Fazer ciência: qual a sua função social?

Conta-se a lenda que o famoso matemático inglês Michael Atiyah resolveu explicar para sua mãe a natureza de suas atividades. Depois de ter ouvido atentamente as explicações do filho, a boa senhora teria dito: “Acho que entendi o que você faz, mas diga-me uma coisa, filho: por que pagam você para isso?”. A pergunta que, segundo a anedota, a senhora Atiyah teria feito ao seu filho, infelizmente também é feita com frequência por muitos administradores públicos e pela sociedade em geral, e se refere à pertinência de se investirem recursos públicos na pesquisa científica e tecnológica em quaisquer países, sobretudo aqueles em desenvolvimento, como o Brasil – que, como se sabe, apresenta muitas carências sociais.
Fazer ciência proporciona aos povos que participam, de fato, de seu desenvolvimento uma melhor qualidade de vida, além da capacidade de superação econômica em relação aos povos que lideram os avanços tecnológicos. No entanto, criar uma cultura científica exige grandes investimentos em educação e cultura, o que é dificultado pela carência que essas sociedades em desenvolvimento apresentam para gerar riquezas sem o insumo principal para isso: o conhecimento. Sim, temos aqui um círculo vicioso!

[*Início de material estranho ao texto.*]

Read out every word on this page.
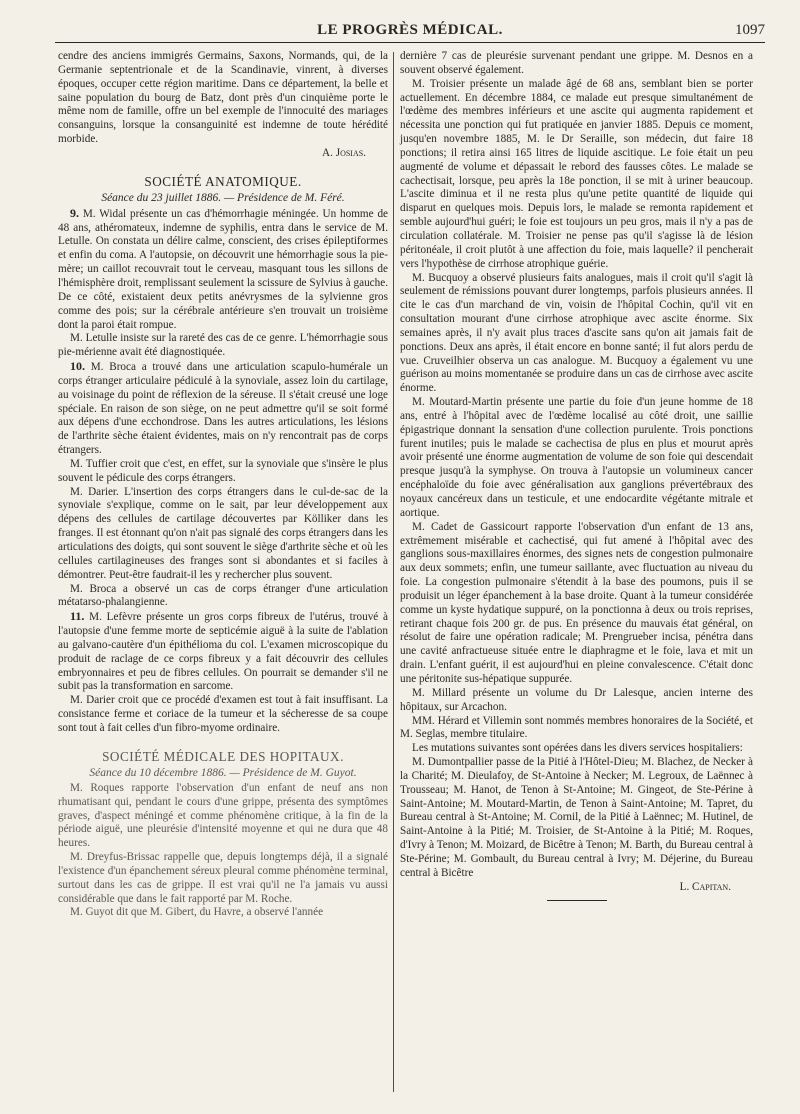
LE PROGRÈS MÉDICAL.	1097

cendre des anciens immigrés Germains, Saxons, Normands, qui, de la Germanie septentrionale et de la Scandinavie, vinrent, à diverses époques, occuper cette région maritime. Dans ce département, la belle et saine population du bourg de Batz, dont près d'un cinquième porte le même nom de famille, offre un bel exemple de l'innocuité des mariages consanguins, lorsque la consanguinité est indemne de toute hérédité morbide.

A. Josias.
SOCIÉTÉ ANATOMIQUE.
Séance du 23 juillet 1886. — Présidence de M. Féré.

9. M. Widal présente un cas d'hémorrhagie méningée. Un homme de 48 ans, athéromateux, indemne de syphilis, entra dans le service de M. Letulle. On constata un délire calme, conscient, des crises épileptiformes et enfin du coma. A l'autopsie, on découvrit une hémorrhagie sous la pie-mère; un caillot recouvrait tout le cerveau, masquant tous les sillons de l'hémisphère droit, remplissant seulement la scissure de Sylvius à gauche. De ce côté, existaient deux petits anévrysmes de la sylvienne gros comme des pois; sur la cérébrale antérieure s'en trouvait un troisième dont la paroi était rompue.

M. Letulle insiste sur la rareté des cas de ce genre. L'hémorrhagie sous pie-mérienne avait été diagnostiquée.

10. M. Broca a trouvé dans une articulation scapulo-humérale un corps étranger articulaire pédiculé à la synoviale, assez loin du cartilage, au voisinage du point de réflexion de la séreuse. Il s'était creusé une loge spéciale. En raison de son siège, on ne peut admettre qu'il se soit formé aux dépens d'une ecchondrose. Dans les autres articulations, les lésions de l'arthrite sèche étaient évidentes, mais on n'y rencontrait pas de corps étrangers.

M. Tuffier croit que c'est, en effet, sur la synoviale que s'insère le plus souvent le pédicule des corps étrangers.

M. Darier. L'insertion des corps étrangers dans le cul-de-sac de la synoviale s'explique, comme on le sait, par leur développement aux dépens des cellules de cartilage découvertes par Kölliker dans les franges. Il est étonnant qu'on n'ait pas signalé des corps étrangers dans les articulations des doigts, qui sont souvent le siège d'arthrite sèche et où les cellules cartilagineuses des franges sont si abondantes et si faciles à démontrer. Peut-être faudrait-il les y rechercher plus souvent.

M. Broca a observé un cas de corps étranger d'une articulation métatarso-phalangienne.

11. M. Lefèvre présente un gros corps fibreux de l'utérus, trouvé à l'autopsie d'une femme morte de septicémie aiguë à la suite de l'ablation au galvano-cautère d'un épithélioma du col. L'examen microscopique du produit de raclage de ce corps fibreux y a fait découvrir des cellules embryonnaires et peu de fibres cellules. On pourrait se demander s'il ne subit pas la transformation en sarcome.

M. Darier croit que ce procédé d'examen est tout à fait insuffisant. La consistance ferme et coriace de la tumeur et la sécheresse de sa coupe sont tout à fait celles d'un fibro-myome ordinaire.

SOCIÉTÉ MÉDICALE DES HOPITAUX.
Séance du 10 décembre 1886. — Présidence de M. Guyot.

M. Roques rapporte l'observation d'un enfant de neuf ans non rhumatisant qui, pendant le cours d'une grippe, présenta des symptômes graves, d'aspect méningé et comme phénomène critique, à la fin de la période aiguë, une pleurésie d'intensité moyenne et qui ne dura que 48 heures.

M. Dreyfus-Brissac rappelle que, depuis longtemps déjà, il a signalé l'existence d'un épanchement séreux pleural comme phénomène terminal, surtout dans les cas de grippe. Il est vrai qu'il ne l'a jamais vu aussi considérable que dans le fait rapporté par M. Roche.

M. Guyot dit que M. Gibert, du Havre, a observé l'année

dernière 7 cas de pleurésie survenant pendant une grippe. M. Desnos en a souvent observé également.

M. Troisier présente un malade âgé de 68 ans, semblant bien se porter actuellement. En décembre 1884, ce malade eut presque simultanément de l'œdème des membres inférieurs et une ascite qui augmenta rapidement et nécessita une ponction qui fut pratiquée en janvier 1885. Depuis ce moment, jusqu'en novembre 1885, M. le Dr Seraille, son médecin, dut faire 18 ponctions; il retira ainsi 165 litres de liquide ascitique. Le foie était un peu augmenté de volume et dépassait le rebord des fausses côtes. Le malade se cachectisait, lorsque, peu après la 18e ponction, il se mit à uriner beaucoup. L'ascite diminua et il ne resta plus qu'une petite quantité de liquide qui disparut en quelques mois. Depuis lors, le malade se remonta rapidement et semble aujourd'hui guéri; le foie est toujours un peu gros, mais il n'y a pas de circulation collatérale. M. Troisier ne pense pas qu'il s'agisse là de lésion péritonéale, il croit plutôt à une affection du foie, mais laquelle? il pencherait vers l'hypothèse de cirrhose atrophique guérie.

M. Bucquoy a observé plusieurs faits analogues, mais il croit qu'il s'agit là seulement de rémissions pouvant durer longtemps, parfois plusieurs années. Il cite le cas d'un marchand de vin, voisin de l'hôpital Cochin, qu'il vit en consultation mourant d'une cirrhose atrophique avec ascite énorme. Six semaines après, il n'y avait plus traces d'ascite sans qu'on ait jamais fait de ponctions. Deux ans après, il était encore en bonne santé; il fut alors perdu de vue. Cruveilhier observa un cas analogue. M. Bucquoy a également vu une guérison au moins momentanée se produire dans un cas de cirrhose avec ascite énorme.

M. Moutard-Martin présente une partie du foie d'un jeune homme de 18 ans, entré à l'hôpital avec de l'œdème localisé au côté droit, une saillie épigastrique donnant la sensation d'une collection purulente. Trois ponctions furent inutiles; puis le malade se cachectisa de plus en plus et mourut après avoir présenté une énorme augmentation de volume de son foie qui descendait presque jusqu'à la symphyse. On trouva à l'autopsie un volumineux cancer encéphaloïde du foie avec généralisation aux ganglions prévertébraux des noyaux cancéreux dans un testicule, et une endocardite végétante mitrale et aortique.

M. Cadet de Gassicourt rapporte l'observation d'un enfant de 13 ans, extrêmement misérable et cachectisé, qui fut amené à l'hôpital avec des ganglions sous-maxillaires énormes, des signes nets de congestion pulmonaire aux deux sommets; enfin, une tumeur saillante, avec fluctuation au niveau du foie. La congestion pulmonaire s'étendit à la base des poumons, puis il se produisit un léger épanchement à la base droite. Quant à la tumeur considérée comme un kyste hydatique suppuré, on la ponctionna à deux ou trois reprises, retirant chaque fois 200 gr. de pus. En présence du mauvais état général, on résolut de faire une opération radicale; M. Prengrueber incisa, pénétra dans une cavité anfractueuse située entre le diaphragme et le foie, lava et mit un drain. L'enfant guérit, il est aujourd'hui en pleine convalescence. C'était donc une péritonite sus-hépatique suppurée.

M. Millard présente un volume du Dr Lalesque, ancien interne des hôpitaux, sur Arcachon.

MM. Hérard et Villemin sont nommés membres honoraires de la Société, et M. Seglas, membre titulaire.

Les mutations suivantes sont opérées dans les divers services hospitaliers:

M. Dumontpallier passe de la Pitié à l'Hôtel-Dieu; M. Blachez, de Necker à la Charité; M. Dieulafoy, de St-Antoine à Necker; M. Legroux, de Laënnec à Trousseau; M. Hanot, de Tenon à St-Antoine; M. Gingeot, de Ste-Périne à Saint-Antoine; M. Moutard-Martin, de Tenon à Saint-Antoine; M. Tapret, du Bureau central à St-Antoine; M. Cornil, de la Pitié à Laënnec; M. Hutinel, de Saint-Antoine à la Pitié; M. Troisier, de St-Antoine à la Pitié; M. Roques, d'Ivry à Tenon; M. Moizard, de Bicêtre à Tenon; M. Barth, du Bureau central à Ste-Périne; M. Gombault, du Bureau central à Ivry; M. Déjerine, du Bureau central à Bicêtre

L. Capitan.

Fazer ciência não significa ter alguns grandes cientistas, nem tampouco laboratórios abarrotados de espectrômetros, telescópios, computadores e outros equipamentos. Para construir um país com ciência é fundamental que a educação seja universal, obrigatória e de qualidade e que a sociedade cresça em meio à concepção de que a ciência, bem como os seus produtos, geram bem-estar e progresso. Veja, por exemplo: vozes da sociedade que bradam a necessidade da apropriação do saber têm a capacidade de impedir que o poder central sufoque economicamente nossas universidades, que são, hoje, os locais de maior concentração de pesquisadores de alto nível. Fazer ciência é, sobretudo, investir em educação e cultura, de modo que a promoção do crescimento econômico resultante seja capaz de reduzir a desigualdade social e promover o desenvolvimento do país.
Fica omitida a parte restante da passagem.